The Dàrì jīng kāití is one of the principal extant doctrinal expositions on the Mahāvairocanasūtra by its most consequential East Asian interpreter. Kūkai (774–835) brought the Dàrìjīng shū of Yīxíng (T39n1796, KR6j0080) to Japan in 806 as part of his Esoteric corpus and thereafter taught the Dàrìjīng as the doctrinal core of the Garbhadhātu lineage of Shingon. The seven kāití comprise his sustained meditative-doctrinal exegesis of the sūtra’s title and its hidden Esoteric meaning — an Esoteric homiletical genre that became canonical in Japanese Shingon scholastic practice. Each opens with one of the title’s keywords ( 大 “Great”; Pílúzhēnà 毘盧遮那 “Vairocana”; chéngfó 成佛 “Becoming a Buddha”; shénbiàn 神變 “Supernormal Transformations”; jiāchí 加持 “Empowerment”; jīng 經 “Sūtra”) and unpacks its Esoteric significance via the “five wheels” 五輪, “six elements” 六大, a-ji-kan 阿字觀, and the threefold formula bodhi-cause / compassion-root / expedient-end of the sūtra’s first chapter.

The dating of the seven kāití cannot be precisely fixed; internal evidence suggests they were composed during Kūkai’s mature period at Tō-ji 東寺 and Mt. Kōya, between 815 and his death in 835. The compilation as a single textual unit (T2211) is post-Kūkai and reflects the arrangement of his collected works at Tō-ji.

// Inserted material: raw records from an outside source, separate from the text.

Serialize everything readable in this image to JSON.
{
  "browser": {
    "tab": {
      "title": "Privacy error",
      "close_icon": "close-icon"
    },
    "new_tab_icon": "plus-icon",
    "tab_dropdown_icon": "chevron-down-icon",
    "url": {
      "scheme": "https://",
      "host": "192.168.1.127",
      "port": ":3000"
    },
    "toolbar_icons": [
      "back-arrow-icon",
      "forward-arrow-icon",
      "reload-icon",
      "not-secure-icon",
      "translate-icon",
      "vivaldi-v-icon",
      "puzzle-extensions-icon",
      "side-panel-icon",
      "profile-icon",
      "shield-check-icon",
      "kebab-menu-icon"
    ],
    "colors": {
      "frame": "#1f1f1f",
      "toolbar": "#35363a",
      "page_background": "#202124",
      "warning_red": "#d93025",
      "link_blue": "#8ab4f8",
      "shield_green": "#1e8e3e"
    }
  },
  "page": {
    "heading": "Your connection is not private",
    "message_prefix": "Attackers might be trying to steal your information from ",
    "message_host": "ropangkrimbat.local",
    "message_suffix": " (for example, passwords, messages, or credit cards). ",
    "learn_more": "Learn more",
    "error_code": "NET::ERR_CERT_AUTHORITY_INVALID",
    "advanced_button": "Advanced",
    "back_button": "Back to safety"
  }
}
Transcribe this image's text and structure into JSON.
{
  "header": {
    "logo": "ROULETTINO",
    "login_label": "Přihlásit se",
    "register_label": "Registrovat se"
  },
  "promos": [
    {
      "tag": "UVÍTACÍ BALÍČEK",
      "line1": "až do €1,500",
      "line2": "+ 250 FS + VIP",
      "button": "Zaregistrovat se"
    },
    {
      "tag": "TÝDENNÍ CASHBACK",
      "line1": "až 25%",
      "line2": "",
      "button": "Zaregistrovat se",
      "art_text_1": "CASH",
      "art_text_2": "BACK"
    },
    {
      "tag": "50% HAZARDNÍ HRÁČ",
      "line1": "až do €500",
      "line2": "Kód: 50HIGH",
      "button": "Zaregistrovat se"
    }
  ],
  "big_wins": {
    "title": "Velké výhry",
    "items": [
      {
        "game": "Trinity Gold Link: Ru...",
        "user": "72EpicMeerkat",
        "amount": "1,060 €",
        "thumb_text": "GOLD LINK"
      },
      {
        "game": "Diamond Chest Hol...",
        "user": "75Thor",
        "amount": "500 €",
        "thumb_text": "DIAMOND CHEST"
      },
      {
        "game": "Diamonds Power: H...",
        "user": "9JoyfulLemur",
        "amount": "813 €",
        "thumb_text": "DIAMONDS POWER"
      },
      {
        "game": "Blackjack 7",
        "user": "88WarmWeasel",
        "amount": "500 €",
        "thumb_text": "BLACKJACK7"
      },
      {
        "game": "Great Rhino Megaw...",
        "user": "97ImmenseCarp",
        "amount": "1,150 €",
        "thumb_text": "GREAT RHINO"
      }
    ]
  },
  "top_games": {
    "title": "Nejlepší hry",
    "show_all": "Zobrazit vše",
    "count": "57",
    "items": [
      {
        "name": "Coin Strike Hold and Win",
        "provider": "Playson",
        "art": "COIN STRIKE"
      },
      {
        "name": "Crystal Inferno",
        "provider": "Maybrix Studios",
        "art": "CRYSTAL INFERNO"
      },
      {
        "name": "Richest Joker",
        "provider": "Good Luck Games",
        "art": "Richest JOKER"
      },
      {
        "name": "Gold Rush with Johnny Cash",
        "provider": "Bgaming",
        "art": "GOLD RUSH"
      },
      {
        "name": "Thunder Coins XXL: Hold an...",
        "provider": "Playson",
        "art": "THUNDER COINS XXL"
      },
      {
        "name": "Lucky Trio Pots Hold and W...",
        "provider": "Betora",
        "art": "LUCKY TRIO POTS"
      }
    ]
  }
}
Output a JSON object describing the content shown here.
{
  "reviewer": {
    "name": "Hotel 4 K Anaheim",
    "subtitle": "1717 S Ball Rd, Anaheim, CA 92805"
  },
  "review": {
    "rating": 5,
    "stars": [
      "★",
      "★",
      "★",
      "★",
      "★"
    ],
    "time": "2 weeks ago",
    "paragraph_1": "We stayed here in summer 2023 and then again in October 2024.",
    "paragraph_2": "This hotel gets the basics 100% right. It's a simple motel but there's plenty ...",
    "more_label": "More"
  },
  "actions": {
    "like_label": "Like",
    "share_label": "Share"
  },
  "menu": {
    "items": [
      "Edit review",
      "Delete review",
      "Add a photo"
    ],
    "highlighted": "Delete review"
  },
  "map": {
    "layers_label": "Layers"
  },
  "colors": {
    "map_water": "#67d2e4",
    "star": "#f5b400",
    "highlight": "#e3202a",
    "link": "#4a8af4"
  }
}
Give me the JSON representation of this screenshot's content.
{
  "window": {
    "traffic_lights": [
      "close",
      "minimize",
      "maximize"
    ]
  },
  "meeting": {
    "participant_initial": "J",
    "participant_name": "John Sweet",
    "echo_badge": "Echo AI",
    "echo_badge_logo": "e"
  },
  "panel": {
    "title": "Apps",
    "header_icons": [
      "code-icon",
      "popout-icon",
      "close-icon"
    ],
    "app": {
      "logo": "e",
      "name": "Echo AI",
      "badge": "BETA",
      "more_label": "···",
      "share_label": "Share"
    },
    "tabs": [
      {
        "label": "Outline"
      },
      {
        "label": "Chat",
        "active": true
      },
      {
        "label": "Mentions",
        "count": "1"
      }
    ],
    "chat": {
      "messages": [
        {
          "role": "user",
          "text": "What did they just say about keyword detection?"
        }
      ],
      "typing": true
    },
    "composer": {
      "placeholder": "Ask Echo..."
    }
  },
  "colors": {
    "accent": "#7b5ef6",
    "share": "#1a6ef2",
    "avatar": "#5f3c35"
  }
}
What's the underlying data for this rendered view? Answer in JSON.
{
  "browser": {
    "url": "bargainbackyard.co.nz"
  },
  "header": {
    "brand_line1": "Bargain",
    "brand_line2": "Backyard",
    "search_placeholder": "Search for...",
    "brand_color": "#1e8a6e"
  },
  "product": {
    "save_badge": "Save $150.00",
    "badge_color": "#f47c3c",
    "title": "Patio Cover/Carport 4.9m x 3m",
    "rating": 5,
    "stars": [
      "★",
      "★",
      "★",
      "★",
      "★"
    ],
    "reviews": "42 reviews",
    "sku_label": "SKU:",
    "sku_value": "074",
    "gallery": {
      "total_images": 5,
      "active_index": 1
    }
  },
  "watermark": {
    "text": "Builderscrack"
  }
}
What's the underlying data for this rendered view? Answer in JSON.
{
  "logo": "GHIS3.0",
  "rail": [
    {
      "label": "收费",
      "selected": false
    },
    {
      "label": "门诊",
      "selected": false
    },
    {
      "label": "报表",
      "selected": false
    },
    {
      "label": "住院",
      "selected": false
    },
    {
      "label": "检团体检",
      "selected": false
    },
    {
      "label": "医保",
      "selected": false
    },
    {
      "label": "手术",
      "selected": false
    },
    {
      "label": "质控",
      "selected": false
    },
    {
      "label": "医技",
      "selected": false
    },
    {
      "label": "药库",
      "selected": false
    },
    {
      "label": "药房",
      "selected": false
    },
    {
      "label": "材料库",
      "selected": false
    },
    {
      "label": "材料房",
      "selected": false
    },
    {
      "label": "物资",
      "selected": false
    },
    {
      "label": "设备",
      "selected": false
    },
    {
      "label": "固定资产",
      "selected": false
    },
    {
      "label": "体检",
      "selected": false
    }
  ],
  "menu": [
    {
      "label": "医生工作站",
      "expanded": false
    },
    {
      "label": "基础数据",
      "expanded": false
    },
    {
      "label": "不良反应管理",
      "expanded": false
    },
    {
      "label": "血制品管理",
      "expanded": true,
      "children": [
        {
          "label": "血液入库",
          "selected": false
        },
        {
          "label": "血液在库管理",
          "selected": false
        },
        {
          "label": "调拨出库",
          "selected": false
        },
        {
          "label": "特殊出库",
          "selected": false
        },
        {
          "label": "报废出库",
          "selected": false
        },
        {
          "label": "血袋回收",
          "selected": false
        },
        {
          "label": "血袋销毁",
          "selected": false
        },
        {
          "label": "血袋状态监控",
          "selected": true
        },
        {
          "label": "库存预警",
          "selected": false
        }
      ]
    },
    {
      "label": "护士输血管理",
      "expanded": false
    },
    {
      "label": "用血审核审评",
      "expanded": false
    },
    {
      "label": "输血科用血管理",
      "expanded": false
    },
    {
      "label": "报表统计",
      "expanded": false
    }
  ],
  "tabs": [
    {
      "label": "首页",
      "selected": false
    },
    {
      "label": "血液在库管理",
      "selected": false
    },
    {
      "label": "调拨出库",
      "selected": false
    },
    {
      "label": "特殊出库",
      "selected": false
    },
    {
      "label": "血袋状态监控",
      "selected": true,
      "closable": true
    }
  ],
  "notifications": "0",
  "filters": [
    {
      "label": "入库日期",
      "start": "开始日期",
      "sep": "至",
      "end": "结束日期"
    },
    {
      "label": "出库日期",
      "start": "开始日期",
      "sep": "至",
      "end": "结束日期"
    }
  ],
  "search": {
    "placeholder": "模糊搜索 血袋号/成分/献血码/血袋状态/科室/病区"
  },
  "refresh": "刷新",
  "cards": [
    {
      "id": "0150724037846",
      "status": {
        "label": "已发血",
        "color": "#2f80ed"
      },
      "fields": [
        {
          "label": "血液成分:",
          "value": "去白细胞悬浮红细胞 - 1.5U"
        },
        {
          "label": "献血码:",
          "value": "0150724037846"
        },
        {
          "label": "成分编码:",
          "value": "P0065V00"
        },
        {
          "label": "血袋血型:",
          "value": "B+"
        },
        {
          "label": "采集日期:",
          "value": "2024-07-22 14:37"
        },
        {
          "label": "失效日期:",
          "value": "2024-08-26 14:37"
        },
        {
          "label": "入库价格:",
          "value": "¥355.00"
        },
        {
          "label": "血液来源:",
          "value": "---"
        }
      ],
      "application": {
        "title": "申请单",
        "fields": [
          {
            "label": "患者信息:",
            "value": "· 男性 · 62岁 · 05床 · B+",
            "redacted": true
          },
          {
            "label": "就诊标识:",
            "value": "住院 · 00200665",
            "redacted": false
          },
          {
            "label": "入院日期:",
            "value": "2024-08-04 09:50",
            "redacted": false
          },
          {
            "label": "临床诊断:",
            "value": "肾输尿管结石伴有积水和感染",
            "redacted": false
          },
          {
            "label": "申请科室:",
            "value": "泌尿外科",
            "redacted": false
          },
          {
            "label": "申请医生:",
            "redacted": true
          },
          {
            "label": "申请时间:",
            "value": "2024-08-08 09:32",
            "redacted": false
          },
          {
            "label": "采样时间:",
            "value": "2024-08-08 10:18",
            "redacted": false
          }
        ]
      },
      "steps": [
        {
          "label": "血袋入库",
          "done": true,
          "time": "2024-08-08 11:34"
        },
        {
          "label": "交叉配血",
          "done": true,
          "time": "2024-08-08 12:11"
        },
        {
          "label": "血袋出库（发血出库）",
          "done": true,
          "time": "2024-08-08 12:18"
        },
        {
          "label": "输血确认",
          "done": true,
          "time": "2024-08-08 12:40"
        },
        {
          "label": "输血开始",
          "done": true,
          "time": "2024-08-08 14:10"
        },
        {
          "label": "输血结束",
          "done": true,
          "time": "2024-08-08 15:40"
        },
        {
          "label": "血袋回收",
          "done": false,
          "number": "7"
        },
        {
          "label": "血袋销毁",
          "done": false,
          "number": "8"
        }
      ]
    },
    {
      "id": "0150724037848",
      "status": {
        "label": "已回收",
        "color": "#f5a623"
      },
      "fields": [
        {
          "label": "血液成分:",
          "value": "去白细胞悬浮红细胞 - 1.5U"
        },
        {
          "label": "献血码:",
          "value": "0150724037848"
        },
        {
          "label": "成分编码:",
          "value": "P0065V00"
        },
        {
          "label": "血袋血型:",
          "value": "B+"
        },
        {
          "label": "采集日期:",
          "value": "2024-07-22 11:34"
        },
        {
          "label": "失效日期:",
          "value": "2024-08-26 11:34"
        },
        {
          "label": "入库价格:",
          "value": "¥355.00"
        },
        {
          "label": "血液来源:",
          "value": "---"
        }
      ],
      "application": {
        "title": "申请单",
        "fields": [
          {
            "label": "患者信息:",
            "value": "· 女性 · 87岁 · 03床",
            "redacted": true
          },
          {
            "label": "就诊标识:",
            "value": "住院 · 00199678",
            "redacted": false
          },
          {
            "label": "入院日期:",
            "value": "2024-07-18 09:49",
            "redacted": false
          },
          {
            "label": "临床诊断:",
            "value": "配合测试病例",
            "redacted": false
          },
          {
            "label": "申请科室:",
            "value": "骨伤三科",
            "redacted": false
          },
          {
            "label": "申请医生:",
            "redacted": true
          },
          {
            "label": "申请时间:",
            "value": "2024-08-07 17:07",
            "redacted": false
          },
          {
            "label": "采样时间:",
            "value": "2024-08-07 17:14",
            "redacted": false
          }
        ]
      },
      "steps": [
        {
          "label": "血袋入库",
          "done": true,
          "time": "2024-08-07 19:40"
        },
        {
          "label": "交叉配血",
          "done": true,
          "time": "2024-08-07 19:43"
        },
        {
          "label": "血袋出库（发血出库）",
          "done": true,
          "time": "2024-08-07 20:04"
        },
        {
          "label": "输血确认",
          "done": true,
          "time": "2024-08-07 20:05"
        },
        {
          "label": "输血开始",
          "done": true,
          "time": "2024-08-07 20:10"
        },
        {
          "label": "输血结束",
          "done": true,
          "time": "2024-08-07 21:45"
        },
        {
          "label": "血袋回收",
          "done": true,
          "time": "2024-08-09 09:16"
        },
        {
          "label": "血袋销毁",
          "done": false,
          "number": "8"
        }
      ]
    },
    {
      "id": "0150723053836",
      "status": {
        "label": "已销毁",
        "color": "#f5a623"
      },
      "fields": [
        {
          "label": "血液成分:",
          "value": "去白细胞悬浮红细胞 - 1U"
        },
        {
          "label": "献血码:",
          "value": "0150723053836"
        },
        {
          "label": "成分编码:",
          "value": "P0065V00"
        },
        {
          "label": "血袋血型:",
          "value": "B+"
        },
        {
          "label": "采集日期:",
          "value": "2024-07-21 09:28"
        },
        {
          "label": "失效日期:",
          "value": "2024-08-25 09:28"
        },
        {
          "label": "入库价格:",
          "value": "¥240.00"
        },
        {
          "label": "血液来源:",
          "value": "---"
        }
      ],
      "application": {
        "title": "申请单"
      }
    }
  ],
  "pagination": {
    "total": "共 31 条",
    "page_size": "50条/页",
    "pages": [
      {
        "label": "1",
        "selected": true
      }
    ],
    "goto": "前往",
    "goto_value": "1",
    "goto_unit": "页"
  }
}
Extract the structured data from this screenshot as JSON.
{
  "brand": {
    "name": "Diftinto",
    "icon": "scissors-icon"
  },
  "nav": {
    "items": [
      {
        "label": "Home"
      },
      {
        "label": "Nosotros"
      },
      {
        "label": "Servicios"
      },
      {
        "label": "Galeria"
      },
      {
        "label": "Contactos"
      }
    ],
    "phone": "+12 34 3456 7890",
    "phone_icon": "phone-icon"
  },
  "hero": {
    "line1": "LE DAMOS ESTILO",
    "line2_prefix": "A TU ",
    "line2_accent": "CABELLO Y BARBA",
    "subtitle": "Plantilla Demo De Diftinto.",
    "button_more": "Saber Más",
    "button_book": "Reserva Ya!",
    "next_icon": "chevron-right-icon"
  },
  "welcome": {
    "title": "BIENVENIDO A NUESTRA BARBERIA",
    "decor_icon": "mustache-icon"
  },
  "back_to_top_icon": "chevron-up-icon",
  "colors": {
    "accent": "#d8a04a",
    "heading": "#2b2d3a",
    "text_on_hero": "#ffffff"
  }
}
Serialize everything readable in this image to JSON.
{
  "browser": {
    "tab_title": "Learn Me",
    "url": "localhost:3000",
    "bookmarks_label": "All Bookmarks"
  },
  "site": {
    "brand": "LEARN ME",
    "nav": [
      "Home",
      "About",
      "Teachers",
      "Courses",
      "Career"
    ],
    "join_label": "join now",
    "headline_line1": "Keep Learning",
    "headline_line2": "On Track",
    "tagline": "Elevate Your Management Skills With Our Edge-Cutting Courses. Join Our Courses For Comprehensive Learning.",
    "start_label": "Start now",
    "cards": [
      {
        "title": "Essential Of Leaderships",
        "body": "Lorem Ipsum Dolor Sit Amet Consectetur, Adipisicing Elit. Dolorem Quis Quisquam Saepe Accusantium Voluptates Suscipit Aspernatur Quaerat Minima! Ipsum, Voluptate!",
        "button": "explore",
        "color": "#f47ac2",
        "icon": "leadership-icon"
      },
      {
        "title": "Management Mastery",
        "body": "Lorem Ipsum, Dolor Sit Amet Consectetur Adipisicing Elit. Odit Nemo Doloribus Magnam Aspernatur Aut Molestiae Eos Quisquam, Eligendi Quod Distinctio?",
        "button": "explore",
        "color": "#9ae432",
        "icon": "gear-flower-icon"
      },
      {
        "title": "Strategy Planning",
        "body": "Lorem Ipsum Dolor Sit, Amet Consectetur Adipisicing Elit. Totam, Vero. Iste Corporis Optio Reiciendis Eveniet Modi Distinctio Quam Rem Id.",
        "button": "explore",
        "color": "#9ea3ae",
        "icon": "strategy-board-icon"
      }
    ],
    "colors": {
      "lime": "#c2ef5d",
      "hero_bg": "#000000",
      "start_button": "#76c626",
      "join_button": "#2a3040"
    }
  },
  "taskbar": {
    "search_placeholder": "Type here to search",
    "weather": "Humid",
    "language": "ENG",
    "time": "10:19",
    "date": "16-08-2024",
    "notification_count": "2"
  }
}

The kāití is one of three of Kūkai’s principal expositions on the Mahāvairocanasūtra, alongside the Hìmìmántúluó shíjùxīnlùn 秘密漫荼羅十住心論 (his great Treatise on the Ten Levels of Mind) and the Hìmìmántúluójiào fùfǎzhuàn 秘密漫荼羅教付法傳 (the lineage history). The kāití is the most accessible and homiletical of the three; it has been a foundational text of Shingon scholastic training since the Heian period.

Translations and research

  • Kōbō-Daishi Kūkai zenshū 弘法大師空海全集. Tokyo: Chikuma Shobō, 1983–1986. — The standard Japanese critical edition of Kūkai’s collected works; the Dainichi-kyō kaidai is in vol. 4.
  • Hakeda, Yoshito S. Kūkai: Major Works. New York: Columbia UP, 1972. — Translates several of Kūkai’s principal works (not the kāití directly, but contextual material).
  • Abé, Ryūichi. The Weaving of Mantra: Kūkai and the Construction of Esoteric Buddhist Discourse. New York: Columbia UP, 1999. — Substantial treatment of Kūkai’s exegesis of the Mahāvairocana-sūtra.
  • Yamasaki Taikō 山崎泰廣. Shingon: Japanese Esoteric Buddhism. Boston: Shambhala, 1988. — General introduction with material on Kūkai’s interpretive work.

Other points of interest

The seven kāití are conventionally cited by the opening phrase of each (“三密法要 kāití”, “隱密漫荼羅 kāití”, etc.) — a Japanese Shingon textual-citation practice that has no exact Chinese equivalent. The text exemplifies the mìyì 密義 (Esoteric meaning) hermeneutic by which the same title is read at multiple semantic levels — exoteric, doctrinal, ritual, contemplative — with each level disclosing the next.